The law protects pregnant women and new mothers
There are federal laws in place to make sure pregnant women are given the time they need to prepare for giving birth.
Under the Family and Medical Leave Act women can take up to 12 weeks of unpaid leave for the birth of a child and to care for a newborn child. An employer cannot fill the position or make the employee redundant during this period.
When an employee returns from FMLA leave, the law states that they must be restored to the same or “equivalent job”.
What this means in practice is that an employee does not need to be reinstated in their exact job. If their employer puts them in another position, it has to have the same pay, benefits, shift pattern and location.
The limitations under FMLA
An employer can lay off an employee during FMLA leave if they can prove that this would have still happened had they not been on FMLA leave at the time.
For example, this would apply in circumstances where overtime was decreased or no longer available.
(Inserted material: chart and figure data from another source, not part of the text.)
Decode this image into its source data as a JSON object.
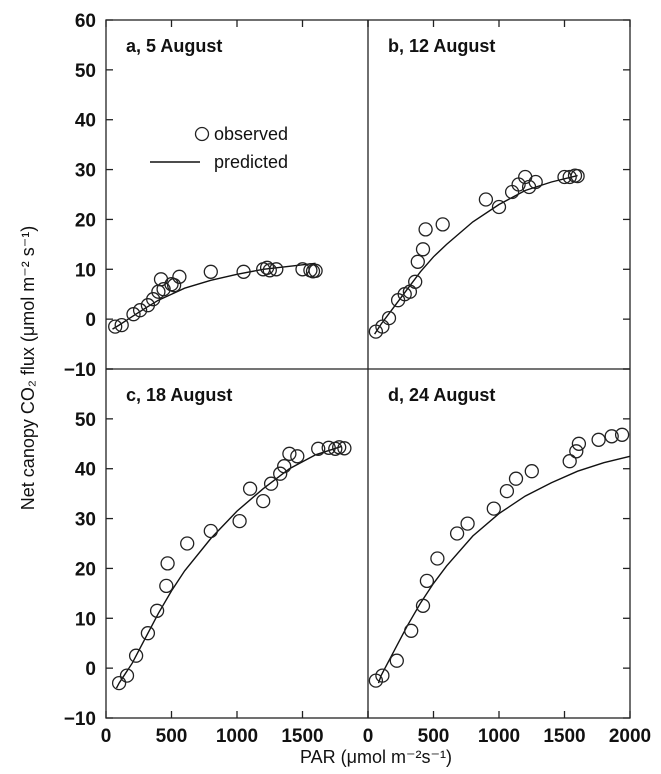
{
  "chart_data": {
    "type": "scatter",
    "layout": "2x2 panels sharing axes",
    "xlabel": "PAR (μmol m⁻²s⁻¹)",
    "ylabel": "Net canopy CO₂ flux (μmol m⁻² s⁻¹)",
    "x_ticks": [
      "0",
      "500",
      "1000",
      "1500",
      "0",
      "500",
      "1000",
      "1500",
      "2000"
    ],
    "y_ticks_top": [
      "−10",
      "0",
      "10",
      "20",
      "30",
      "40",
      "50",
      "60"
    ],
    "y_ticks_bottom": [
      "−10",
      "0",
      "10",
      "20",
      "30",
      "40",
      "50"
    ],
    "legend": {
      "observed": "observed",
      "predicted": "predicted",
      "placement": "inside panel a"
    },
    "grid": false,
    "panels": [
      {
        "title": "a, 5 August",
        "xlim": [
          0,
          2000
        ],
        "ylim": [
          -10,
          60
        ],
        "observed": [
          [
            70,
            -1.5
          ],
          [
            120,
            -1.2
          ],
          [
            210,
            1.0
          ],
          [
            260,
            1.8
          ],
          [
            320,
            2.8
          ],
          [
            360,
            4.0
          ],
          [
            400,
            5.5
          ],
          [
            420,
            8.0
          ],
          [
            440,
            6.0
          ],
          [
            500,
            7.0
          ],
          [
            520,
            6.8
          ],
          [
            560,
            8.5
          ],
          [
            800,
            9.5
          ],
          [
            1050,
            9.5
          ],
          [
            1200,
            10.0
          ],
          [
            1230,
            10.3
          ],
          [
            1250,
            9.8
          ],
          [
            1300,
            10.0
          ],
          [
            1500,
            10.0
          ],
          [
            1560,
            9.8
          ],
          [
            1580,
            9.6
          ],
          [
            1600,
            9.7
          ]
        ],
        "predicted": [
          [
            50,
            -2.0
          ],
          [
            100,
            -1.2
          ],
          [
            200,
            0.5
          ],
          [
            300,
            2.2
          ],
          [
            400,
            3.8
          ],
          [
            500,
            5.0
          ],
          [
            600,
            6.2
          ],
          [
            800,
            7.8
          ],
          [
            1000,
            9.0
          ],
          [
            1200,
            10.0
          ],
          [
            1400,
            10.6
          ],
          [
            1600,
            11.2
          ]
        ]
      },
      {
        "title": "b, 12 August",
        "xlim": [
          0,
          2000
        ],
        "ylim": [
          -10,
          60
        ],
        "observed": [
          [
            60,
            -2.5
          ],
          [
            110,
            -1.5
          ],
          [
            160,
            0.2
          ],
          [
            230,
            3.8
          ],
          [
            280,
            5.0
          ],
          [
            320,
            5.5
          ],
          [
            360,
            7.5
          ],
          [
            380,
            11.5
          ],
          [
            420,
            14.0
          ],
          [
            440,
            18.0
          ],
          [
            570,
            19.0
          ],
          [
            900,
            24.0
          ],
          [
            1000,
            22.5
          ],
          [
            1100,
            25.5
          ],
          [
            1150,
            27.0
          ],
          [
            1200,
            28.5
          ],
          [
            1230,
            26.5
          ],
          [
            1280,
            27.5
          ],
          [
            1500,
            28.5
          ],
          [
            1540,
            28.5
          ],
          [
            1580,
            28.8
          ],
          [
            1600,
            28.7
          ]
        ],
        "predicted": [
          [
            50,
            -3.0
          ],
          [
            100,
            -1.0
          ],
          [
            200,
            2.5
          ],
          [
            300,
            6.0
          ],
          [
            400,
            9.5
          ],
          [
            500,
            12.5
          ],
          [
            600,
            15.0
          ],
          [
            800,
            19.5
          ],
          [
            1000,
            23.0
          ],
          [
            1200,
            25.8
          ],
          [
            1400,
            27.5
          ],
          [
            1600,
            28.8
          ]
        ]
      },
      {
        "title": "c, 18 August",
        "xlim": [
          0,
          2000
        ],
        "ylim": [
          -10,
          60
        ],
        "observed": [
          [
            100,
            -3.0
          ],
          [
            160,
            -1.5
          ],
          [
            230,
            2.5
          ],
          [
            320,
            7.0
          ],
          [
            390,
            11.5
          ],
          [
            460,
            16.5
          ],
          [
            470,
            21.0
          ],
          [
            620,
            25.0
          ],
          [
            800,
            27.5
          ],
          [
            1020,
            29.5
          ],
          [
            1100,
            36.0
          ],
          [
            1200,
            33.5
          ],
          [
            1260,
            37.0
          ],
          [
            1330,
            39.0
          ],
          [
            1360,
            40.5
          ],
          [
            1400,
            43.0
          ],
          [
            1460,
            42.5
          ],
          [
            1620,
            44.0
          ],
          [
            1700,
            44.2
          ],
          [
            1750,
            44.0
          ],
          [
            1780,
            44.3
          ],
          [
            1820,
            44.1
          ]
        ],
        "predicted": [
          [
            80,
            -4.0
          ],
          [
            100,
            -3.0
          ],
          [
            200,
            1.0
          ],
          [
            300,
            6.0
          ],
          [
            400,
            11.0
          ],
          [
            500,
            15.5
          ],
          [
            600,
            19.5
          ],
          [
            800,
            26.0
          ],
          [
            1000,
            31.5
          ],
          [
            1200,
            36.0
          ],
          [
            1400,
            40.0
          ],
          [
            1600,
            42.8
          ],
          [
            1800,
            44.5
          ]
        ]
      },
      {
        "title": "d, 24 August",
        "xlim": [
          0,
          2000
        ],
        "ylim": [
          -10,
          60
        ],
        "observed": [
          [
            60,
            -2.5
          ],
          [
            110,
            -1.5
          ],
          [
            220,
            1.5
          ],
          [
            330,
            7.5
          ],
          [
            420,
            12.5
          ],
          [
            450,
            17.5
          ],
          [
            530,
            22.0
          ],
          [
            680,
            27.0
          ],
          [
            760,
            29.0
          ],
          [
            960,
            32.0
          ],
          [
            1060,
            35.5
          ],
          [
            1130,
            38.0
          ],
          [
            1250,
            39.5
          ],
          [
            1540,
            41.5
          ],
          [
            1590,
            43.5
          ],
          [
            1610,
            45.0
          ],
          [
            1760,
            45.8
          ],
          [
            1860,
            46.5
          ],
          [
            1940,
            46.8
          ]
        ],
        "predicted": [
          [
            80,
            -3.0
          ],
          [
            100,
            -1.5
          ],
          [
            200,
            3.5
          ],
          [
            300,
            8.5
          ],
          [
            400,
            13.0
          ],
          [
            500,
            17.0
          ],
          [
            600,
            20.5
          ],
          [
            800,
            26.5
          ],
          [
            1000,
            31.0
          ],
          [
            1200,
            34.5
          ],
          [
            1400,
            37.2
          ],
          [
            1600,
            39.5
          ],
          [
            1800,
            41.2
          ],
          [
            2000,
            42.5
          ]
        ]
      }
    ]
  }
}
This must have been the case regardless of whether the employee was on FMLA leave at that time or not.
Actions employees can take
Unfortunately, despite the intention of the FMLA, some employees still find themselves unfairly out of a job while they’re on maternity leave.
If this happens to you, you may have an action for unlawful discrimination against your employer.
Losing your job is always a worrying time but especially when you have a baby to look after. Seeking legal guidance can help you make sure you know what your rights are.